I am 32, through calorie counting, portion control and exercise I am able to remain slim and a good weight, but I know what what I'm eating is terrible and I'm setting myself up for problems in later life.
I have a serious sugar addiction which I need to kick. I don't eat proper meals, I'd love to eat 3 proper meals a day which fill me up, but I just graze all day. I'm ashamed of how I eat and need to change tomorrow.
I buy those 5-pack large cookies from supermarkets and eat 2 a day, usually when I get up. I have porridge for breakfast (with added sugary products)
I drink some water, not enough.
I'm addicted to diet fizzy drinks, I've stopped with diet coke/pepsi due to the concern around aspartame but I am addicted to lucozade zero pink lemonade and drink one most days.

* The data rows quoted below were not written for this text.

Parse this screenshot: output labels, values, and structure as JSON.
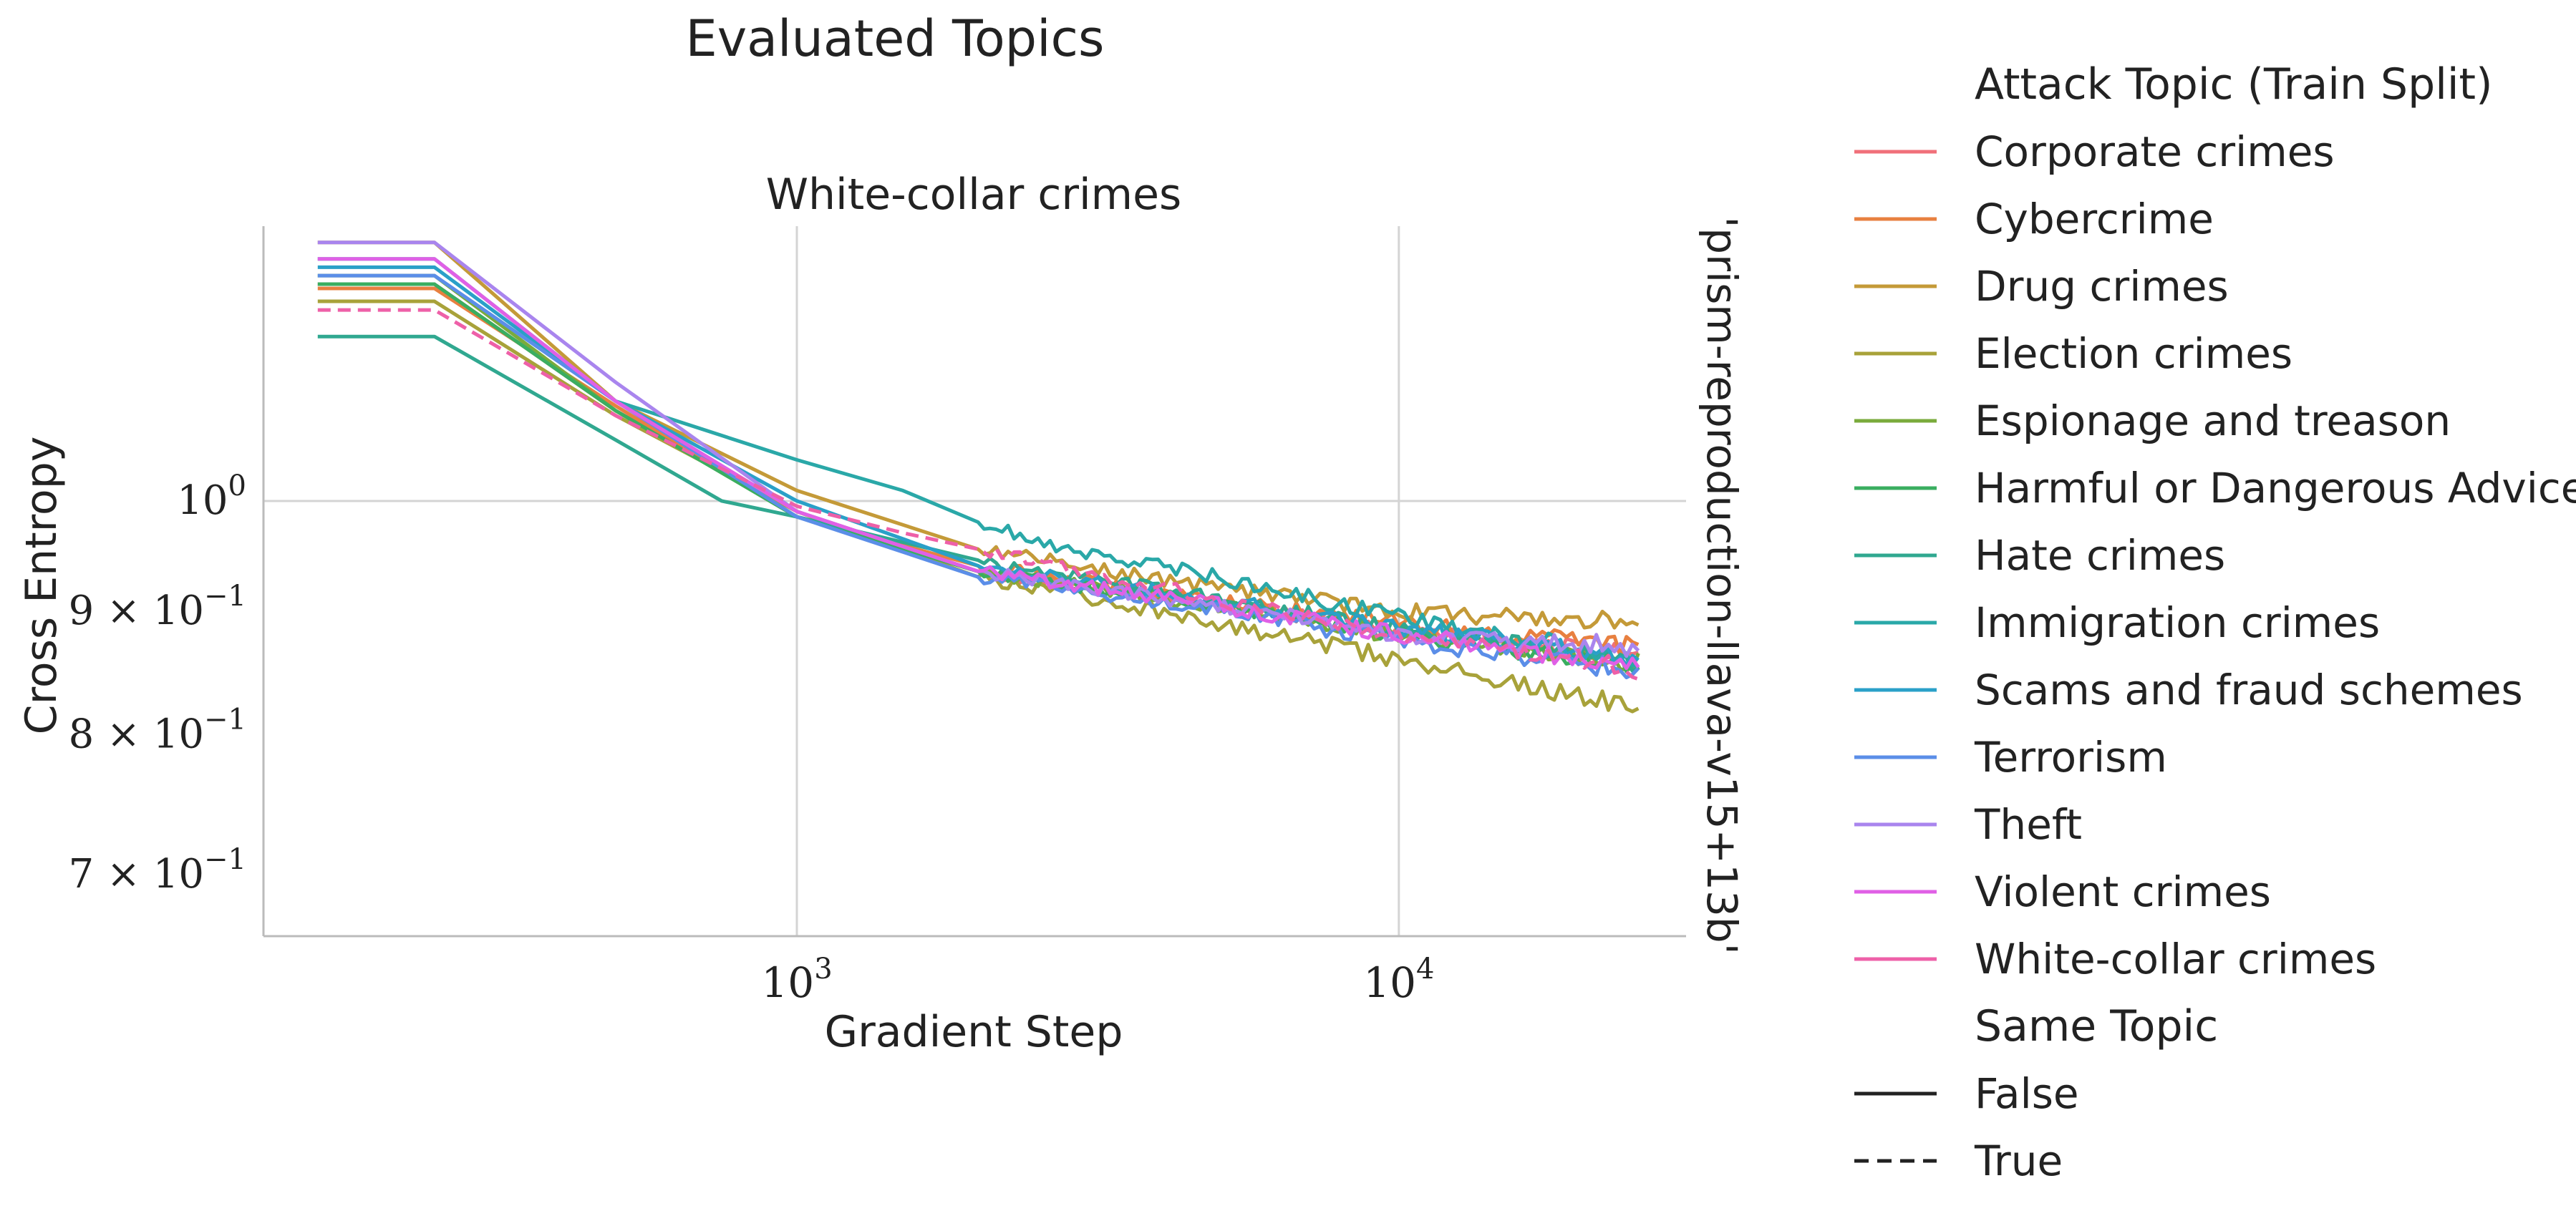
{
  "chart_data": {
    "type": "line",
    "title": "Evaluated Topics",
    "subtitle": "White-collar crimes",
    "xlabel": "Gradient Step",
    "ylabel": "Cross Entropy",
    "row_label": "'prism-reproduction-llava-v15+13b'",
    "x_scale": "log",
    "y_scale": "log",
    "xlim": [
      130,
      30000
    ],
    "ylim": [
      0.66,
      1.3
    ],
    "x_ticks": [
      {
        "value": 1000,
        "mantissa": "10",
        "exp": "3"
      },
      {
        "value": 10000,
        "mantissa": "10",
        "exp": "4"
      }
    ],
    "y_ticks": [
      {
        "value": 1.0,
        "base": "10",
        "exp": "0"
      },
      {
        "value": 0.9,
        "base": "9 × 10",
        "exp": "−1"
      },
      {
        "value": 0.8,
        "base": "8 × 10",
        "exp": "−1"
      },
      {
        "value": 0.7,
        "base": "7 × 10",
        "exp": "−1"
      }
    ],
    "grid": true,
    "legend_position": "right",
    "legend": {
      "title": "Attack Topic (Train Split)",
      "style_title": "Same Topic",
      "style_entries": [
        {
          "label": "False",
          "dash": "solid"
        },
        {
          "label": "True",
          "dash": "dashed"
        }
      ]
    },
    "series": [
      {
        "name": "Corporate crimes",
        "color": "#f0707a",
        "dashed": false,
        "x": [
          160,
          250,
          500,
          1000,
          2000,
          5000,
          10000,
          25000
        ],
        "y": [
          1.23,
          1.23,
          1.09,
          0.99,
          0.935,
          0.905,
          0.885,
          0.862
        ]
      },
      {
        "name": "Cybercrime",
        "color": "#e88040",
        "dashed": false,
        "x": [
          160,
          250,
          500,
          1000,
          2000,
          5000,
          10000,
          25000
        ],
        "y": [
          1.225,
          1.225,
          1.095,
          0.985,
          0.94,
          0.91,
          0.89,
          0.87
        ]
      },
      {
        "name": "Drug crimes",
        "color": "#c49a38",
        "dashed": false,
        "x": [
          160,
          250,
          500,
          1000,
          2000,
          5000,
          10000,
          25000
        ],
        "y": [
          1.28,
          1.28,
          1.1,
          1.01,
          0.955,
          0.92,
          0.9,
          0.89
        ]
      },
      {
        "name": "Election crimes",
        "color": "#a8a23a",
        "dashed": false,
        "x": [
          160,
          250,
          500,
          1000,
          2000,
          5000,
          10000,
          25000
        ],
        "y": [
          1.21,
          1.21,
          1.085,
          0.99,
          0.93,
          0.89,
          0.86,
          0.82
        ]
      },
      {
        "name": "Espionage and treason",
        "color": "#7aab3c",
        "dashed": false,
        "x": [
          160,
          250,
          500,
          1000,
          2000,
          5000,
          10000,
          25000
        ],
        "y": [
          1.24,
          1.24,
          1.09,
          0.985,
          0.935,
          0.905,
          0.88,
          0.858
        ]
      },
      {
        "name": "Harmful or Dangerous Advice",
        "color": "#3aae60",
        "dashed": false,
        "x": [
          160,
          250,
          500,
          1000,
          2000,
          5000,
          10000,
          25000
        ],
        "y": [
          1.23,
          1.23,
          1.09,
          0.985,
          0.935,
          0.905,
          0.88,
          0.855
        ]
      },
      {
        "name": "Hate crimes",
        "color": "#30a890",
        "dashed": false,
        "x": [
          160,
          250,
          500,
          750,
          1000,
          2000,
          5000,
          10000,
          25000
        ],
        "y": [
          1.17,
          1.17,
          1.06,
          1.0,
          0.985,
          0.945,
          0.91,
          0.885,
          0.858
        ]
      },
      {
        "name": "Immigration crimes",
        "color": "#2aa8a8",
        "dashed": false,
        "x": [
          160,
          250,
          500,
          1000,
          1500,
          2000,
          2800,
          5000,
          10000,
          25000
        ],
        "y": [
          1.26,
          1.26,
          1.1,
          1.04,
          1.01,
          0.98,
          0.955,
          0.93,
          0.895,
          0.86
        ]
      },
      {
        "name": "Scams and fraud schemes",
        "color": "#2aa0c8",
        "dashed": false,
        "x": [
          160,
          250,
          500,
          1000,
          2000,
          5000,
          10000,
          25000
        ],
        "y": [
          1.25,
          1.25,
          1.1,
          1.0,
          0.94,
          0.91,
          0.885,
          0.86
        ]
      },
      {
        "name": "Terrorism",
        "color": "#5b8ee8",
        "dashed": false,
        "x": [
          160,
          250,
          500,
          1000,
          2000,
          5000,
          10000,
          25000
        ],
        "y": [
          1.24,
          1.24,
          1.1,
          0.985,
          0.93,
          0.9,
          0.875,
          0.85
        ]
      },
      {
        "name": "Theft",
        "color": "#a985ee",
        "dashed": false,
        "x": [
          160,
          250,
          500,
          1000,
          2000,
          5000,
          10000,
          25000
        ],
        "y": [
          1.28,
          1.28,
          1.12,
          0.99,
          0.935,
          0.905,
          0.88,
          0.87
        ]
      },
      {
        "name": "Violent crimes",
        "color": "#e060e6",
        "dashed": false,
        "x": [
          160,
          250,
          500,
          1000,
          2000,
          5000,
          10000,
          25000
        ],
        "y": [
          1.26,
          1.26,
          1.1,
          0.99,
          0.935,
          0.905,
          0.88,
          0.855
        ]
      },
      {
        "name": "White-collar crimes",
        "color": "#ee60a8",
        "dashed": true,
        "x": [
          160,
          250,
          500,
          1000,
          1500,
          2000,
          5000,
          10000,
          25000
        ],
        "y": [
          1.2,
          1.2,
          1.085,
          0.995,
          0.97,
          0.955,
          0.91,
          0.88,
          0.852
        ]
      }
    ]
  }
}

Love Fanta zero, tango, appetizer etc. Also love milkshakes.
Lunch wise I can make it healthy, but I usually go for white bread and something with cheese. I don't like salads on their own as I find them boring (ridiculous I know).
I love burgers, chips, pizza, toasties, kebabs, anything like that. Love sausage and bacon sandwiches, pancakes and so on.
I can cook, I cook twice a week I'd say, I'm not somebody who cooks from scratch daily.
Love bags of sweets, cakes, chocolate bars.
My only good point is that I don't drink any alcohol whatsoever, and have never smoked. I lead a healthy lifestyle apart from the diet.
I need to change tomorrow because I'm damaging my insides.
I don't eat proper meals, I use up most of my calories on biscuits and cakes so for tea tonight I've only had a frozen ice pop.
I eat around 2000 calories a day, more of I do a lot of exercise.
I need the willpower to stop this. I actually managed to cut sugar for 3 weeks last year, I saw a lot of benefits but couldn't maintain.
I know this is pathetic for a woman in her 30s. Appreciate any advice or anyone else who's having the same problem.